Duecento donne potrebbero essere liberate per decisione del nuovo governo messicano. Sono state condannate per omicidio quelle che hanno partorito un feto morto o che hanno avuto complicazioni ostetriche. Qualunque sia stata la causa della morte dei feti, a quelle donne non è stata concessa neppure una solida difesa legale. La maggior parte di loro arriva da zone rurali, è povera, fa parte di famiglie numerose e in un caso una detenuta spiega che non sapeva neppure di essere incinta dato che si sentiva bene. Lei ha perso il bambino nato di sette mesi e subito dopo deceduto. Questa amnistia però non risolve affatto il problema, dato che quel che servirebbe – e che le donne chiedono – è la depenalizzazione totale dell’aborto. La legge che in Messico criminalizza l’aborto risale al 2016 e in questi anni di assoluto regresso culturale abbiamo visto come il movimento femminista ha riempito le piazze per rivendicare il diritto all’aborto.

Alcune raccontano di essere state arrestate per un’interruzione di gravidanza nonostante siano state stuprate. Pur avendo denunciato lo stupro, però, il carnefice non viene perseguito e invece lei è destinata a scontare una pena che può raggiungere i dieci anni. Dieci anni di vita per aver cercato di ribellarsi alla sorte che gli era toccata.

L’America Latina in questi ultimi anni ha subito lo stesso regresso che ha colpito molte altre nazioni. Ricordiamo con dispiacere i viaggi del Papa in quelle zone e dunque le restrizioni dovute a un forte movimento antiabortista. Agli antiabortisti spetta prestigio e riconoscimento sociale e pensano perfino di essere vittime di femministe che spesso li hanno contestati.

Ma alle donne non è dato il diritto di ribellarsi. Ribellarsi allo stupro così come alla maternità imposta. La questione è diventata così grave che le femministe chiedono un censimento delle donne incarcerate per quella ragione. Al momento risultano circa 200 casi, ma è un dato parziale. Una delle tecniche usate è quella di obbligare le donne arrestate a firmare una confessione dicendo loro che poi saranno libere. C’è un divario culturale e linguistico tra i messicani del Nord e quelli del Sud, che parlano solo i dialetti locali risalenti ai linguaggi Maya. A loro non sono forniti interpreti e quindi firmano i documenti scritti in lingua spagnola senza comprendere quello che c’è scritto.

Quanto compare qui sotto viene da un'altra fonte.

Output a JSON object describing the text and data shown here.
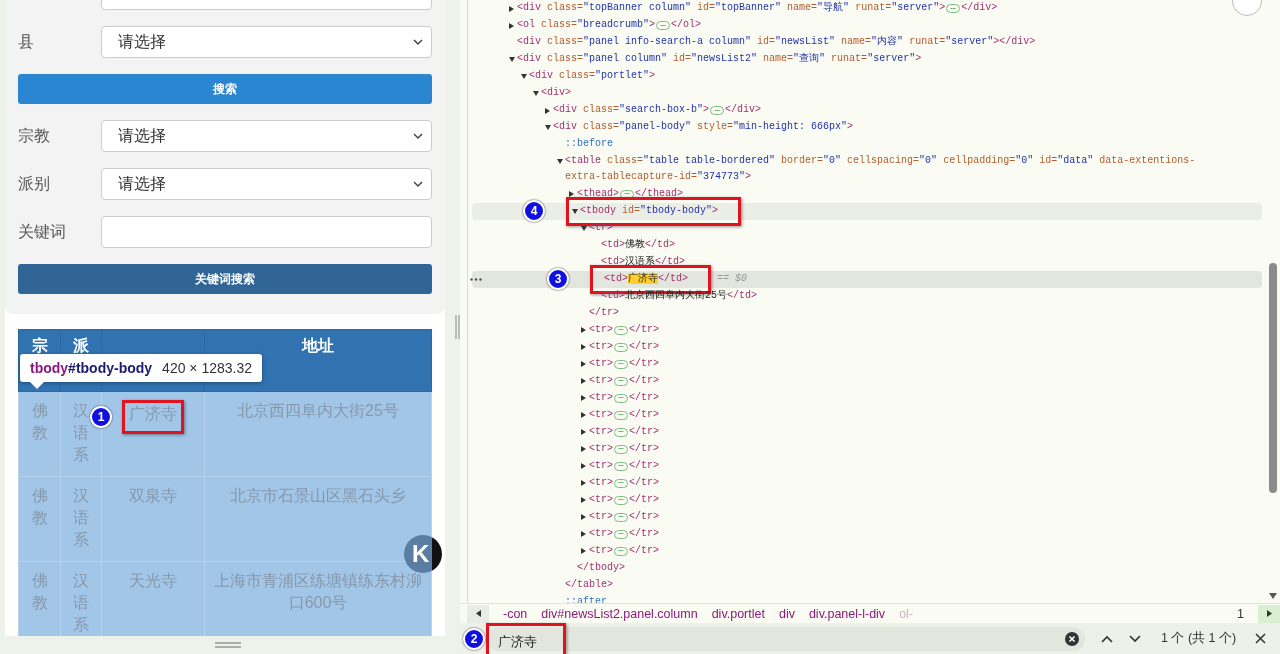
{
  "search_form": {
    "fields": [
      {
        "kind": "select"
      },
      {
        "kind": "select",
        "label": "县",
        "value": "请选择"
      },
      {
        "kind": "primary_button",
        "label": "搜索"
      },
      {
        "kind": "select",
        "label": "宗教",
        "value": "请选择"
      },
      {
        "kind": "select",
        "label": "派别",
        "value": "请选择"
      },
      {
        "kind": "input",
        "label": "关键词"
      },
      {
        "kind": "dark_button",
        "label": "关键词搜索"
      }
    ]
  },
  "results_table": {
    "columns": [
      {
        "label": "宗"
      },
      {
        "label": "派"
      },
      {},
      {
        "label": "地址"
      }
    ],
    "rows": [
      {
        "cells": [
          {
            "text": "佛教"
          },
          {
            "text": "汉语系"
          },
          {
            "text": "广济寺",
            "marker": "1"
          },
          {
            "text": "北京西四阜内大街25号"
          }
        ]
      },
      {
        "cells": [
          {
            "text": "佛教"
          },
          {
            "text": "汉语系"
          },
          {
            "text": "双泉寺"
          },
          {
            "text": "北京市石景山区黑石头乡"
          }
        ]
      },
      {
        "cells": [
          {
            "text": "佛教"
          },
          {
            "text": "汉语系"
          },
          {
            "text": "天光寺"
          },
          {
            "text": "上海市青浦区练塘镇练东村泖口600号"
          }
        ]
      }
    ]
  },
  "inspect_tooltip": {
    "tag": "tbody",
    "id": "#tbody-body",
    "size": "420 × 1283.32"
  },
  "floating_button": {
    "label": "K"
  },
  "elements_tree": [
    {
      "open": [
        {
          "kind": "tag",
          "text": "<div"
        },
        {
          "kind": "attr",
          "text": " class="
        },
        {
          "kind": "value",
          "text": "\"topBanner column\""
        },
        {
          "kind": "attr",
          "text": " id="
        },
        {
          "kind": "value",
          "text": "\"topBanner\""
        },
        {
          "kind": "attr",
          "text": " name="
        },
        {
          "kind": "value",
          "text": "\"导航\""
        },
        {
          "kind": "attr",
          "text": " runat="
        },
        {
          "kind": "value",
          "text": "\"server\""
        },
        {
          "kind": "tag",
          "text": ">"
        },
        {
          "kind": "ellipsis",
          "text": "⋯"
        },
        {
          "kind": "tag",
          "text": "</div>"
        }
      ],
      "expanded": false,
      "selected": false,
      "hovered": false
    },
    {
      "open": [
        {
          "kind": "tag",
          "text": "<ol"
        },
        {
          "kind": "attr",
          "text": " class="
        },
        {
          "kind": "value",
          "text": "\"breadcrumb\""
        },
        {
          "kind": "tag",
          "text": ">"
        },
        {
          "kind": "ellipsis",
          "text": "⋯"
        },
        {
          "kind": "tag",
          "text": "</ol>"
        }
      ],
      "expanded": false,
      "selected": false,
      "hovered": false
    },
    {
      "open": [
        {
          "kind": "tag",
          "text": "<div"
        },
        {
          "kind": "attr",
          "text": " class="
        },
        {
          "kind": "value",
          "text": "\"panel info-search-a column\""
        },
        {
          "kind": "attr",
          "text": " id="
        },
        {
          "kind": "value",
          "text": "\"newsList\""
        },
        {
          "kind": "attr",
          "text": " name="
        },
        {
          "kind": "value",
          "text": "\"内容\""
        },
        {
          "kind": "attr",
          "text": " runat="
        },
        {
          "kind": "value",
          "text": "\"server\""
        },
        {
          "kind": "tag",
          "text": "></div>"
        }
      ],
      "selected": false,
      "hovered": false
    },
    {
      "open": [
        {
          "kind": "tag",
          "text": "<div"
        },
        {
          "kind": "attr",
          "text": " class="
        },
        {
          "kind": "value",
          "text": "\"panel column\""
        },
        {
          "kind": "attr",
          "text": " id="
        },
        {
          "kind": "value",
          "text": "\"newsList2\""
        },
        {
          "kind": "attr",
          "text": " name="
        },
        {
          "kind": "value",
          "text": "\"查询\""
        },
        {
          "kind": "attr",
          "text": " runat="
        },
        {
          "kind": "value",
          "text": "\"server\""
        },
        {
          "kind": "tag",
          "text": ">"
        }
      ],
      "expanded": true,
      "selected": false,
      "hovered": false,
      "children": [
        {
          "open": [
            {
              "kind": "tag",
              "text": "<div"
            },
            {
              "kind": "attr",
              "text": " class="
            },
            {
              "kind": "value",
              "text": "\"portlet\""
            },
            {
              "kind": "tag",
              "text": ">"
            }
          ],
          "expanded": true,
          "selected": false,
          "hovered": false,
          "children": [
            {
              "open": [
                {
                  "kind": "tag",
                  "text": "<div>"
                }
              ],
              "expanded": true,
              "selected": false,
              "hovered": false,
              "children": [
                {
                  "open": [
                    {
                      "kind": "tag",
                      "text": "<div"
                    },
                    {
                      "kind": "attr",
                      "text": " class="
                    },
                    {
                      "kind": "value",
                      "text": "\"search-box-b\""
                    },
                    {
                      "kind": "tag",
                      "text": ">"
                    },
                    {
                      "kind": "ellipsis",
                      "text": "⋯"
                    },
                    {
                      "kind": "tag",
                      "text": "</div>"
                    }
                  ],
                  "expanded": false,
                  "selected": false,
                  "hovered": false
                },
                {
                  "open": [
                    {
                      "kind": "tag",
                      "text": "<div"
                    },
                    {
                      "kind": "attr",
                      "text": " class="
                    },
                    {
                      "kind": "value",
                      "text": "\"panel-body\""
                    },
                    {
                      "kind": "attr",
                      "text": " style="
                    },
                    {
                      "kind": "value",
                      "text": "\"min-height: 666px\""
                    },
                    {
                      "kind": "tag",
                      "text": ">"
                    }
                  ],
                  "expanded": true,
                  "selected": false,
                  "hovered": false,
                  "children": [
                    {
                      "open": [
                        {
                          "kind": "pseudo",
                          "text": "::before"
                        }
                      ],
                      "selected": false,
                      "hovered": false
                    },
                    {
                      "open": [
                        {
                          "kind": "tag",
                          "text": "<table"
                        },
                        {
                          "kind": "attr",
                          "text": " class="
                        },
                        {
                          "kind": "value",
                          "text": "\"table table-bordered\""
                        },
                        {
                          "kind": "attr",
                          "text": " border="
                        },
                        {
                          "kind": "value",
                          "text": "\"0\""
                        },
                        {
                          "kind": "attr",
                          "text": " cellspacing="
                        },
                        {
                          "kind": "value",
                          "text": "\"0\""
                        },
                        {
                          "kind": "attr",
                          "text": " cellpadding="
                        },
                        {
                          "kind": "value",
                          "text": "\"0\""
                        },
                        {
                          "kind": "attr",
                          "text": " id="
                        },
                        {
                          "kind": "value",
                          "text": "\"data\""
                        },
                        {
                          "kind": "attr",
                          "text": " data-extentions-extra-tablecapture-id="
                        },
                        {
                          "kind": "value",
                          "text": "\"374773\""
                        },
                        {
                          "kind": "tag",
                          "text": ">"
                        }
                      ],
                      "expanded": true,
                      "selected": false,
                      "hovered": false,
                      "close": [
                        {
                          "kind": "tag",
                          "text": "</table>"
                        }
                      ],
                      "children": [
                        {
                          "open": [
                            {
                              "kind": "tag",
                              "text": "<thead>"
                            },
                            {
                              "kind": "ellipsis",
                              "text": "⋯"
                            },
                            {
                              "kind": "tag",
                              "text": "</thead>"
                            }
                          ],
                          "expanded": false,
                          "selected": false,
                          "hovered": false
                        },
                        {
                          "open": [
                            {
                              "kind": "tag",
                              "text": "<tbody"
                            },
                            {
                              "kind": "attr",
                              "text": " id="
                            },
                            {
                              "kind": "value",
                              "text": "\"tbody-body\""
                            },
                            {
                              "kind": "tag",
                              "text": ">"
                            }
                          ],
                          "expanded": true,
                          "selected": false,
                          "hovered": true,
                          "marker": "4",
                          "close": [
                            {
                              "kind": "tag",
                              "text": "</tbody>"
                            }
                          ],
                          "children": [
                            {
                              "open": [
                                {
                                  "kind": "tag",
                                  "text": "<tr>"
                                }
                              ],
                              "expanded": true,
                              "selected": false,
                              "hovered": false,
                              "close": [
                                {
                                  "kind": "tag",
                                  "text": "</tr>"
                                }
                              ],
                              "children": [
                                {
                                  "open": [
                                    {
                                      "kind": "tag",
                                      "text": "<td>"
                                    },
                                    {
                                      "kind": "text",
                                      "text": "佛教"
                                    },
                                    {
                                      "kind": "tag",
                                      "text": "</td>"
                                    }
                                  ],
                                  "selected": false,
                                  "hovered": false
                                },
                                {
                                  "open": [
                                    {
                                      "kind": "tag",
                                      "text": "<td>"
                                    },
                                    {
                                      "kind": "text",
                                      "text": "汉语系"
                                    },
                                    {
                                      "kind": "tag",
                                      "text": "</td>"
                                    }
                                  ],
                                  "selected": false,
                                  "hovered": false
                                },
                                {
                                  "open": [
                                    {
                                      "kind": "tag",
                                      "text": "<td>"
                                    },
                                    {
                                      "kind": "match",
                                      "text": "广济寺"
                                    },
                                    {
                                      "kind": "tag",
                                      "text": "</td>"
                                    },
                                    {
                                      "kind": "hint",
                                      "text": "== $0"
                                    }
                                  ],
                                  "selected": true,
                                  "hovered": false,
                                  "marker": "3"
                                },
                                {
                                  "open": [
                                    {
                                      "kind": "tag",
                                      "text": "<td>"
                                    },
                                    {
                                      "kind": "text",
                                      "text": "北京西四阜内大街25号"
                                    },
                                    {
                                      "kind": "tag",
                                      "text": "</td>"
                                    }
                                  ],
                                  "selected": false,
                                  "hovered": false
                                }
                              ]
                            },
                            {
                              "open": [
                                {
                                  "kind": "tag",
                                  "text": "<tr>"
                                },
                                {
                                  "kind": "ellipsis",
                                  "text": "⋯"
                                },
                                {
                                  "kind": "tag",
                                  "text": "</tr>"
                                }
                              ],
                              "expanded": false,
                              "selected": false,
                              "hovered": false
                            },
                            {
                              "open": [
                                {
                                  "kind": "tag",
                                  "text": "<tr>"
                                },
                                {
                                  "kind": "ellipsis",
                                  "text": "⋯"
                                },
                                {
                                  "kind": "tag",
                                  "text": "</tr>"
                                }
                              ],
                              "expanded": false,
                              "selected": false,
                              "hovered": false
                            },
                            {
                              "open": [
                                {
                                  "kind": "tag",
                                  "text": "<tr>"
                                },
                                {
                                  "kind": "ellipsis",
                                  "text": "⋯"
                                },
                                {
                                  "kind": "tag",
                                  "text": "</tr>"
                                }
                              ],
                              "expanded": false,
                              "selected": false,
                              "hovered": false
                            },
                            {
                              "open": [
                                {
                                  "kind": "tag",
                                  "text": "<tr>"
                                },
                                {
                                  "kind": "ellipsis",
                                  "text": "⋯"
                                },
                                {
                                  "kind": "tag",
                                  "text": "</tr>"
                                }
                              ],
                              "expanded": false,
                              "selected": false,
                              "hovered": false
                            },
                            {
                              "open": [
                                {
                                  "kind": "tag",
                                  "text": "<tr>"
                                },
                                {
                                  "kind": "ellipsis",
                                  "text": "⋯"
                                },
                                {
                                  "kind": "tag",
                                  "text": "</tr>"
                                }
                              ],
                              "expanded": false,
                              "selected": false,
                              "hovered": false
                            },
                            {
                              "open": [
                                {
                                  "kind": "tag",
                                  "text": "<tr>"
                                },
                                {
                                  "kind": "ellipsis",
                                  "text": "⋯"
                                },
                                {
                                  "kind": "tag",
                                  "text": "</tr>"
                                }
                              ],
                              "expanded": false,
                              "selected": false,
                              "hovered": false
                            },
                            {
                              "open": [
                                {
                                  "kind": "tag",
                                  "text": "<tr>"
                                },
                                {
                                  "kind": "ellipsis",
                                  "text": "⋯"
                                },
                                {
                                  "kind": "tag",
                                  "text": "</tr>"
                                }
                              ],
                              "expanded": false,
                              "selected": false,
                              "hovered": false
                            },
                            {
                              "open": [
                                {
                                  "kind": "tag",
                                  "text": "<tr>"
                                },
                                {
                                  "kind": "ellipsis",
                                  "text": "⋯"
                                },
                                {
                                  "kind": "tag",
                                  "text": "</tr>"
                                }
                              ],
                              "expanded": false,
                              "selected": false,
                              "hovered": false
                            },
                            {
                              "open": [
                                {
                                  "kind": "tag",
                                  "text": "<tr>"
                                },
                                {
                                  "kind": "ellipsis",
                                  "text": "⋯"
                                },
                                {
                                  "kind": "tag",
                                  "text": "</tr>"
                                }
                              ],
                              "expanded": false,
                              "selected": false,
                              "hovered": false
                            },
                            {
                              "open": [
                                {
                                  "kind": "tag",
                                  "text": "<tr>"
                                },
                                {
                                  "kind": "ellipsis",
                                  "text": "⋯"
                                },
                                {
                                  "kind": "tag",
                                  "text": "</tr>"
                                }
                              ],
                              "expanded": false,
                              "selected": false,
                              "hovered": false
                            },
                            {
                              "open": [
                                {
                                  "kind": "tag",
                                  "text": "<tr>"
                                },
                                {
                                  "kind": "ellipsis",
                                  "text": "⋯"
                                },
                                {
                                  "kind": "tag",
                                  "text": "</tr>"
                                }
                              ],
                              "expanded": false,
                              "selected": false,
                              "hovered": false
                            },
                            {
                              "open": [
                                {
                                  "kind": "tag",
                                  "text": "<tr>"
                                },
                                {
                                  "kind": "ellipsis",
                                  "text": "⋯"
                                },
                                {
                                  "kind": "tag",
                                  "text": "</tr>"
                                }
                              ],
                              "expanded": false,
                              "selected": false,
                              "hovered": false
                            },
                            {
                              "open": [
                                {
                                  "kind": "tag",
                                  "text": "<tr>"
                                },
                                {
                                  "kind": "ellipsis",
                                  "text": "⋯"
                                },
                                {
                                  "kind": "tag",
                                  "text": "</tr>"
                                }
                              ],
                              "expanded": false,
                              "selected": false,
                              "hovered": false
                            },
                            {
                              "open": [
                                {
                                  "kind": "tag",
                                  "text": "<tr>"
                                },
                                {
                                  "kind": "ellipsis",
                                  "text": "⋯"
                                },
                                {
                                  "kind": "tag",
                                  "text": "</tr>"
                                }
                              ],
                              "expanded": false,
                              "selected": false,
                              "hovered": false
                            }
                          ]
                        }
                      ]
                    },
                    {
                      "open": [
                        {
                          "kind": "pseudo",
                          "text": "::after"
                        }
                      ],
                      "selected": false,
                      "hovered": false
                    }
                  ]
                }
              ]
            }
          ]
        }
      ]
    }
  ],
  "breadcrumb_bar": {
    "items": [
      {
        "text": "-con",
        "faded": false
      },
      {
        "text": "div#newsList2.panel.column",
        "faded": false
      },
      {
        "text": "div.portlet",
        "faded": false
      },
      {
        "text": "div",
        "faded": false
      },
      {
        "text": "div.panel-l-div",
        "faded": false
      },
      {
        "text": "ol-",
        "faded": true
      }
    ],
    "overflow_text": "1"
  },
  "find_bar": {
    "query": "广济寺",
    "marker": "2",
    "result": "1 个 (共 1 个)"
  }
}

La criminalizzazione dell’aborto in Messico è sicuramente una conseguenza del fanatismo ultra cattolico che caratterizza la loro cultura. Non dimentichiamo che i corpi delle donne sono ritenuti oggetti da consumare e poi buttare nel deserto. I femminicidi sono tantissimi e tante lavoratrici vengono rapite, stuprate, torturate e poi uccise. Tante le lavoratrici e le loro figlie, una delle quali – per esempio – nell’ottobre scorso è stata uccisa perché le piaceva il calcio. Senza dimenticare le esecuzioni ai danni di donne – militanti, giornaliste, politiche – che hanno cercato di cambiare un po’ le cose. La condizione della donna è dunque conseguenza di una mentalità che grava su tutte le donne, obbligate a recitare copioni in cui i protagonisti sono gli stereotipi sessisti.

L’amnistia potrebbe allora essere un segnale di cambiamento, uno di quei segnali rinviati a donne che quando sono in piazza devono scontrarsi con la polizia, che è parecchio violenta. Se gli atti intimidatori dicono che le donne non devono uscire o interessarsi ad altro che non sia la riproduzione e il matrimonio eterosessuale non si può immaginare che in Messico vi sia una resistenza attiva che coinvolge ogni persona del Paese.

Nonostante le campagne di sensibilizzazione è chiaro che restano isolate molte donne che non sono in contatto con le militanti femministe. L’isolamento è un altro dei problemi che coinvolgono le donne della zona a Sud del Messico. Sono donne che sfilano compatte per difendere la terra, ma non fanno la stessa cosa per difendere la propria autonomia e autodeterminazione da un punto di vista di genere.

Quello che speriamo è che all’amnistia succeda dunque la depenalizzazione dell’aborto e poi la fine dell’omertà e dell’atteggiamento protettivo che lo Stato dimostra nei confronti di assassini e stupratori. Senza un cambiamento di questo tipo le donne rimarranno altrimenti soggiogate e mai libere di scegliere la vita che vogliono.